Un passo storico per la minuscola Repubblica di San Marino. In questi giorni, collocherà sul mercato il suo primo titolo di stato, che è stato ribattezzato “Titano Bond”. A curare l’emissione è JP Morgan, che sta tenendo un “roadshow” per fare conoscere agli investitori non solo questa obbligazione, ma persino il nome dell’emittente, sconosciuto ai più. Si tratta di una scadenza a 5 anni e di un taglio da 300 milioni di euro, piuttosto contenuto per i valori a cui siamo abituati in Italia.

Tuttavia, si pensi che il PIL sanmarinese ammonta a poco più di 1,5 miliardi di euro, per cui lo stato sta richiedendo sul mercato capitali per un quinto della sua ricchezza annua prodotta. Lo sforzo “titanico” compiuto giustificherebbe il nome del titolo. In proporzione, sarebbe come se l’Italia emettesse un BTp da 350 miliardi di euro, importo che mediamente rastrelliamo nell’arco di un intero esercizio.

La fase di collocamento durerà fino alla fine del mese ed entro i primi di novembre il Titano Bond sarà quotato alla Borsa di Lussemburgo. Quanto al tasso offerto, dipenderà dal riscontro che San Marino otterrà tra gli investitori. Considerando che l’Italia per un BTp a 5 anni offre ormai un rendimento di poco superiore allo zero e tenendo conto del più basso rating, dovremmo supporre che la cedola sarà fissata su valori assoluti relativamente bassi, pur decisamente superiori a quelli vigenti in questa fase nell’Eurozona.

E San Marino si rivolge ai mercati internazionali per piazzare il suo Titano Bond

Tanti rischi e fondamentali deboli

Le ragioni della prudenza sono tante.

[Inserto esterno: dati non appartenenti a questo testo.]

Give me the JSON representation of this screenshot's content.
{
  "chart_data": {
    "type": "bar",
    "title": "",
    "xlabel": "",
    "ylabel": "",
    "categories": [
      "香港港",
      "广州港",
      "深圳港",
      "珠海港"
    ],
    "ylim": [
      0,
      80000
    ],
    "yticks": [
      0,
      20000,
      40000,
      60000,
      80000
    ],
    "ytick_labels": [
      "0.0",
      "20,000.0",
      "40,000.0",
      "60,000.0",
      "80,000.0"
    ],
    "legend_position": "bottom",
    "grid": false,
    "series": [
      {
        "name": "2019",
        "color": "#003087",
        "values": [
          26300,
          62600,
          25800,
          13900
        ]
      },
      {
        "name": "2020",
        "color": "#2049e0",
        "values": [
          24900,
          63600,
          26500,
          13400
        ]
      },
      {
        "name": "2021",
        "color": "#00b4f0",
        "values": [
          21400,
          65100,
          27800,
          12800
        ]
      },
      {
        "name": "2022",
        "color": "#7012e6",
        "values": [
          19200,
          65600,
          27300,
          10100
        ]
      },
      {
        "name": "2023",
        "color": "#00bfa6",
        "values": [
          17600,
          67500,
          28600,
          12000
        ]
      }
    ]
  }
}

Anzitutto, San Marino sta ricorrendo all’emissione più per disperazione che non per la voglia di inseguire una svolta storica nell’arco della sua indipendenza millenaria. Quasi tutto il debito pubblico della repubblica è detenuto ad oggi dalle banche sanmarinesi. Queste risultano, però, oberate di crediti deteriorati, che al novembre del 2019, prima di questa devastante crisi, sono saliti al 57% del totale.

In sostanza, il sistema bancario locale rischia il crac e non ha soldi da prestare al governo.

Il debito pubblico è stimato da Fitch in crescita all’87% del PIL entro il 2022. Nel 2007, si attestava al 13%. Vero è che l’emissione in corso contribuirà solo in parte ad aumentare le dimensioni. Per 150 milioni servirà a rifinanziare il debito in scadenza, per gli altri 150 milioni a sostenere l’economia domestica, che quest’anno crollerà del 9,5% a causa dell’emergenza Covid. I fondamentali macro sono così deboli, che Fitch ha tagliato il rating di recente a “BB+” con prospettive negative, per cui potrebbe declassarlo ulteriormente. In sostanza, il “Titano Bond” è un titolo “spazzatura”.

In effetti, l’economia di San Marino si è contratta di circa un quarto tra il 2007 e il 2019 (-23,6%), quanto la Grecia. E l’emergenza Covid colpisce il suo settore più sviluppato: il turismo. Esso incide per il 19% del PIL e il 31% degli occupati. Ricordiamo, poi, che formalmente la repubblica non fa parte dell’Eurozona, né dell’Unione Europea, sebbene stia cercando di adottare un accordo di associazione, che presupporrebbe l’integrazione anche con il mercato finanziario comunitario, una svolta non da poco e non priva di conseguenze per un angolo di terra considerato spesso un paradiso fiscale. Per tutte queste ragioni, siamo piuttosto scettici sull’opportunità di investire su questo titolo. I rischi potenziali appaiono elevati, a nostro avviso. Che sia più roba per gli istituzionali.